In a typical implementation you would have:
- 3 replicas (copies of the same data). Having less than 3 is possible within the theory, but doesn't make sense in practice.
- Each time the client writes data (insert or update), the transaction has to succeed on 2 nodes. (majority)
- Each time the client reads data, he must get an identical reply from 2 nodes. (majority) So if the first two reads match, that's it and you can ignore the third. If the there's a mismatch, you have to also read the third replica to know which is the correct data and which is outdated data.
- Ie: R = 2, W = 2, N = 3.
Eventual consistency is often talked about as a radical approach, where applications have to deal with the fact that your database cluster is not in a consistent state and this is done to achieve the buzzword "web scale". In fact the opposite is true! The above approach actually guarantees that your application will always see a consistent view of the data, despite the fact that the cluster as a whole may internally be in an inconsistent state! In fact, many old school web applications using the classic MySQL master-slave replication will have to live with the fact slaves experience lag. With the eventual consistency approach above, applications don't have to design around it, you are guaranteed to get consistent data.
Originally I thought the above approach was used to minimize latency: You get a kind of synchronous replication, without having to wait for the replication between the nodes to happen (such as happens with semi-sync replication or MySQL Cluster, both of which add latency). But as it turns out, the high availability properties of this system are quite interesting too! So let's now see what happens when one node fails:
That was short, but this is an important insight, so in case you weren't listening, I'll repeat:
What happens when one node in this cluster fails?
In the above system, if 1 node fails, 2 writes will still succeed, and that's all we need. When you read data, you'll be able to read back your data from the 2 working nodes - again, that's all we need.
The cluster is symmetric in the sense that there are no master or slave nodes, or primary or secondary nodes. When one node fails, you can continue working with the ones that are still ok, regardless of which ones are working and which one is dead. There is no failover to do. There is no heartbeat interval to wait for. The application is working at full speed even if one node in the database cluster is down.

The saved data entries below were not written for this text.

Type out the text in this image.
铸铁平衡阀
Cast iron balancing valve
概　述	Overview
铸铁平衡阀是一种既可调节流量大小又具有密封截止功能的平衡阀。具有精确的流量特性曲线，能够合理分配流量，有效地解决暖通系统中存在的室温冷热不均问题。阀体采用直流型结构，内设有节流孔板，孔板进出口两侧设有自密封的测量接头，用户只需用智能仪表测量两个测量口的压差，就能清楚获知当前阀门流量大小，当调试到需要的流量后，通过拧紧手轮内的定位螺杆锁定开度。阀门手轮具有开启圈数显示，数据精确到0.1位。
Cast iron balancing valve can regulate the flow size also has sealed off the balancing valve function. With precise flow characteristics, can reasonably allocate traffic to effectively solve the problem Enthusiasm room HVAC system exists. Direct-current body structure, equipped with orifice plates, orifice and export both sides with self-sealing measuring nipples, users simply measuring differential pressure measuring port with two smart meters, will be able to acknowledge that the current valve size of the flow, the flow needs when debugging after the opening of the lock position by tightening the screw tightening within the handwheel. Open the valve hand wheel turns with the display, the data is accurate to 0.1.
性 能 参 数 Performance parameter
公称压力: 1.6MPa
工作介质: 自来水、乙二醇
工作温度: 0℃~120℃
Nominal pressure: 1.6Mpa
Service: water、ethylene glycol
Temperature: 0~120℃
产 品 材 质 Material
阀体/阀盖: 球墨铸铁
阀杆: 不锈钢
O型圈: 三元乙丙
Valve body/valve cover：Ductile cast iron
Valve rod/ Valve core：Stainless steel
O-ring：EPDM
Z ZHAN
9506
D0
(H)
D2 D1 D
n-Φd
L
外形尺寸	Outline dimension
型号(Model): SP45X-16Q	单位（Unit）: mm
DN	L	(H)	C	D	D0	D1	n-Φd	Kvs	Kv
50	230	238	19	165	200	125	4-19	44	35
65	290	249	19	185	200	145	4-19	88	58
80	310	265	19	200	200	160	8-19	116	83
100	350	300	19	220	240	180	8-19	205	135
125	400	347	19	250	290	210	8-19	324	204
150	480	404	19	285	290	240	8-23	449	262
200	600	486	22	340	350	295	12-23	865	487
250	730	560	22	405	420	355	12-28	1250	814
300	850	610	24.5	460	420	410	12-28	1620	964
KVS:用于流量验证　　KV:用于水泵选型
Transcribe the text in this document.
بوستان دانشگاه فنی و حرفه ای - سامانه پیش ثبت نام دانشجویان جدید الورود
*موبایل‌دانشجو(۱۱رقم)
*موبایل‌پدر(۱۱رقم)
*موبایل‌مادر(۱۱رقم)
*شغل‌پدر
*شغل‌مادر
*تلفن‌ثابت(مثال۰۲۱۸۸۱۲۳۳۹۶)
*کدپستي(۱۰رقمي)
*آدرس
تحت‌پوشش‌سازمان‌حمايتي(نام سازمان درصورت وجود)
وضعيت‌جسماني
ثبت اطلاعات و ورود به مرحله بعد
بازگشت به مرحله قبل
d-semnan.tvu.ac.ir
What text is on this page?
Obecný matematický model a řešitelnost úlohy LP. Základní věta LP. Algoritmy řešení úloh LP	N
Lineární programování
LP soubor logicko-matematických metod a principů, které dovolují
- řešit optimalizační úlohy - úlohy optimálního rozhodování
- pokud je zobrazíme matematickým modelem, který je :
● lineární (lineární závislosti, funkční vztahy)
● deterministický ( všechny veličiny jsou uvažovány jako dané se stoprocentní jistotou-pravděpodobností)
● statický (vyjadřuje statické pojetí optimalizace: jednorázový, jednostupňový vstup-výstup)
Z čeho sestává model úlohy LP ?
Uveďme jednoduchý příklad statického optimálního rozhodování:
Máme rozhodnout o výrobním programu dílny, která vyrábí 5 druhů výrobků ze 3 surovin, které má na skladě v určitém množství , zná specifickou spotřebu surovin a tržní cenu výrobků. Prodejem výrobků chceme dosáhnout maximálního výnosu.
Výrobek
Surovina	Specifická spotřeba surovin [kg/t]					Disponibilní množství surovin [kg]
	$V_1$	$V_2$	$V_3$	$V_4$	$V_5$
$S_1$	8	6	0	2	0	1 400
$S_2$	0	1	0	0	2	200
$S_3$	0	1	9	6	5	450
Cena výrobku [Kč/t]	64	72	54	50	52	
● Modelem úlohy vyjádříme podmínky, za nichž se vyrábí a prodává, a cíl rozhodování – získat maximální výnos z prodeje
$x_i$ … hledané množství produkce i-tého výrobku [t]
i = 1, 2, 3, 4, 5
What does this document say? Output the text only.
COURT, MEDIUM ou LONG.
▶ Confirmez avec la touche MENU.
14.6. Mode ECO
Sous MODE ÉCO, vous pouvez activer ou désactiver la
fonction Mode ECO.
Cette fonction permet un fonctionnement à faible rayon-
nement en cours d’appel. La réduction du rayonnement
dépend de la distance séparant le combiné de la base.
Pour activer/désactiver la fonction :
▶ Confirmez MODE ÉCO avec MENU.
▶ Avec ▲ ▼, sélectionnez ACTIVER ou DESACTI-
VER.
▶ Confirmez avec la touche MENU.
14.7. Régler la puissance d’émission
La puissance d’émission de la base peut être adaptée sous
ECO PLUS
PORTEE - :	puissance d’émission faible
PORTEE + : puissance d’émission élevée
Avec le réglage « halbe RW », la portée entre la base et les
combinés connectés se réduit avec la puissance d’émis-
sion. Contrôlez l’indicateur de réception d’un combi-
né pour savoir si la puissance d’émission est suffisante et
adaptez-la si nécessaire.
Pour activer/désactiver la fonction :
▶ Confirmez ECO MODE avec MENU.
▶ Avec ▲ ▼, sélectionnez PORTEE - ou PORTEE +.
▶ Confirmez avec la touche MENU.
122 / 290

Of course, you still want to be alerted of the fact that one node is missing, so that you can fix the problem and restore the normal state of having 3 replicas online. After all, when you are down to 2 nodes, that's it. If you lose another one, you are down. Actually, you could then relax your rules and continue running with a single node, even if not supported by the CAP theorem :-) But in any case, the sysadmin will of course tend to the dead node and fix whatever problem made it go down, but this can be done as a non-critical background task, that doesn't affect the online status of your application
With the many anecdotes from field experiences of using both MMM and Heartbeat and other similar systems, I'm beginning to think we should rethink the whole approach those systems are based on. Possibly the solution is that we should copy into MySQL (pick your favorite fork...) the functionality of the eventual consistency / Amazon Dynamo based systems I've described here. To do that, we need 1) global transaction IDs, 2) a new kind of eventually consistent replication (that would utilize the global transaction ID, and use similar R+W=N majority rules to know what to replicate and where) and 3) client libraries that can do the above kind of R+W>N writes and reads transparently to the application.
I now expect Stewart to implement all of this by Thursday in a prototype Drizzle branch.